Wednesday, November 25, 2009

Mitterrand Will Meet Google

Culture minister Frédéric Mitterrand is attempting to coordinate a common European approach to Google and its plan to digitize all the world's libraries. He'll take the European view into the belly of the beast when he visits Google HQ in California next year.

By the way, Blogger, the software, and Blogspot, the Web host, which bring you this blog are Google services. The Google empire is vast and far-flung and, though it seems benign and brings us many products which I personally would find it hard to live without (Google search and Gmail and Blogger have become essential parts of my daily routine), Mitterrand is right to be wary, as Robert Darnton, the head of Harvard's libraries, has pointed out. Contracts are contracts, and the language in Google's contracts is not quite as free-spirited as the image of Google's youthful founders might suggest.
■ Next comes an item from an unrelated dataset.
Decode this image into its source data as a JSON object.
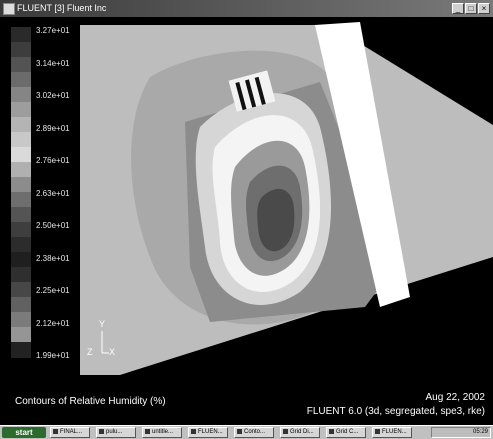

In any case, I'm glad to see that Mitterrand appears to be taking a pragmatic approach rather than simply invoking national pride and a certain protectionist instinct. Google's immense resources can be of great public benefit, but corporations outlive us all, and it is essential to protect the interests of future generations from the exclusivist instincts of Google (or its attorneys).

Hegel said that "the daily newspaper is modern man's morning prayer." Jean Baudrillard might say, rather, that Google services are post-modern man's simulacrum of sacred ritual. And it's always a good idea to be wary of what we sacrifice to what we take to be sacred and therefore untouchable.